This figure shows the average temperature for each month complemented by the average daily temperature range per month. Meaning: the top line shows the maximum temperature of every single day, averaged over the corresponding month. Same goes for the bottom line. In plain text: the CDS dataset provides us with an hourly mean temperature for each month. For this plot we took the highest, the lowest and the average values. The red area shows the temperature range over 24 h of an average day for each month.  
The line at 0 °C highlights freezing conditions.


### Wind speeds and directions

In [9]:
# Calculate wind speed
wind_speed = np.sqrt(avg_u**2 + avg_v**2)
#convert to km/h
wind_speed = wind_speed*3.6

# Calculate wind direction (see: https://confluence.ecmwf.int/pages/viewpage.action?pageId=133262398)
wind_direction = np.mod(180 + np.arctan2(avg_u, avg_v) * (180 / np.pi), 360)

#prepare the data for the wind rose
df = pd.DataFrame({'speed': wind_speed, 'direction': wind_direction})

df['direction'] = pd.cut(df['direction'], bins=np.linspace(0, 360, 9), labels=["N", "NE", "E", "SE", "S", "SW", "W", "NW"])
df['speed'] = pd.cut(df['speed'], bins=np.arange(0, df['speed'].max() + 1.1, 2))

# Calculate frequencies
frequency_df = df.groupby(['direction', 'speed']).size().reset_index(name='frequency')

# Calculate total frequency
total_frequency = frequency_df['frequency'].sum()

# Convert frequency to proportion
frequency_df['frequency'] = frequency_df['frequency'] / total_frequency

# Get the number of unique 'speed' categories
num_categories = len(frequency_df['speed'].unique())

# Sort the 'speed' categories
sorted_categories = frequency_df['speed'].sort_values().unique()

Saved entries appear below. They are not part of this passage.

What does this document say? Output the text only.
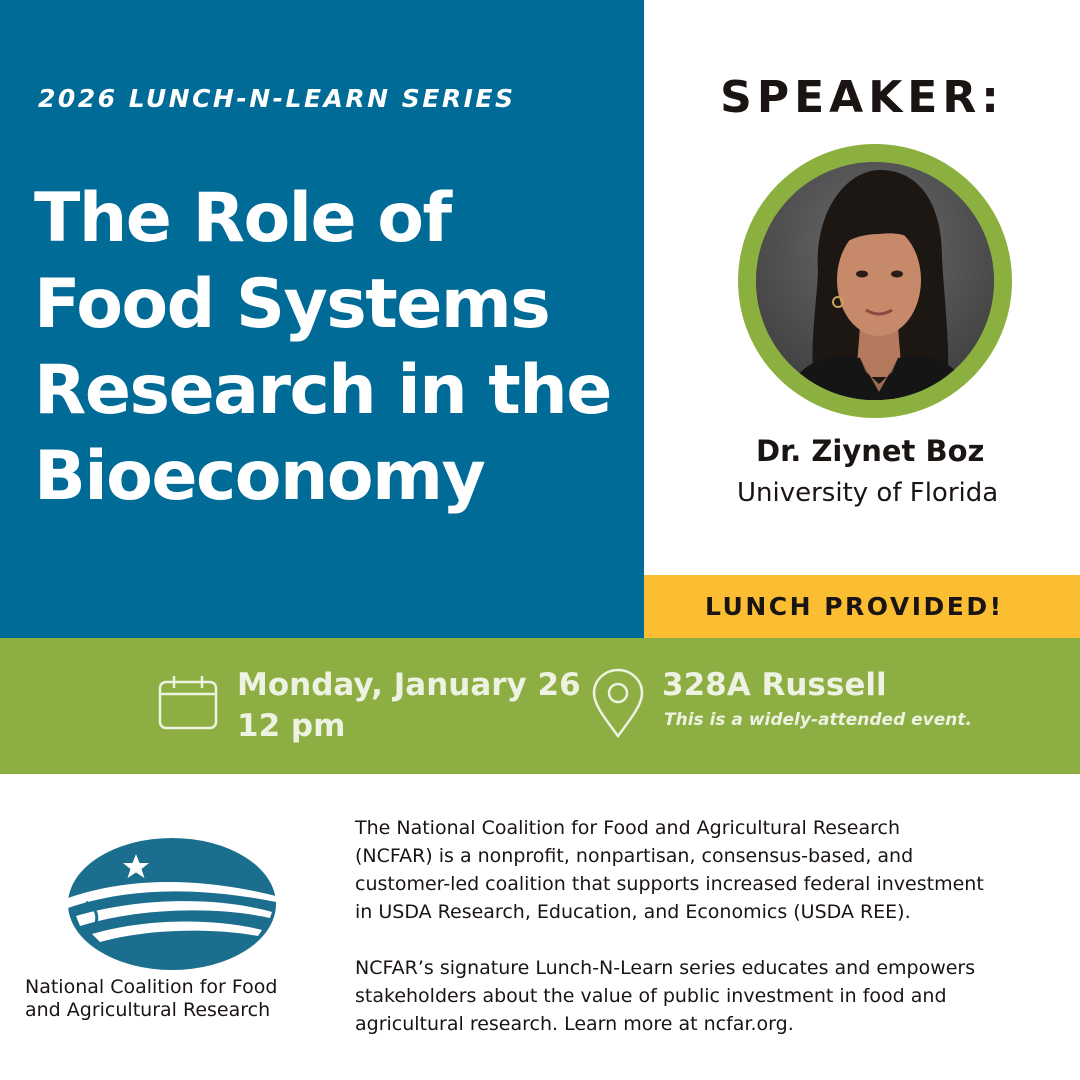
2026 LUNCH-N-LEARN SERIES
The Role of
Food Systems
Research in the
Bioeconomy
SPEAKER:
Dr. Ziynet Boz
University of Florida
LUNCH PROVIDED!
Monday, January 26
12 pm
328A Russell
This is a widely-attended event.
National Coalition for Food
and Agricultural Research

The National Coalition for Food and Agricultural Research
(NCFAR) is a nonprofit, nonpartisan, consensus-based, and
customer-led coalition that supports increased federal investment
in USDA Research, Education, and Economics (USDA REE).

NCFAR’s signature Lunch-N-Learn series educates and empowers
stakeholders about the value of public investment in food and
agricultural research. Learn more at ncfar.org.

  frequency_df = df.groupby(['direction', 'speed']).size().reset_index(name='frequency')


In [10]:

# Create a custom color scale with the same number of colors as there are categories
custom_color_scale = plt.cm.viridis_r(np.linspace(0, 1, num_categories))

# Convert the color scale to a list of hex color strings
custom_color_scale = [matplotlib.colors.rgb2hex(color) for color in custom_color_scale]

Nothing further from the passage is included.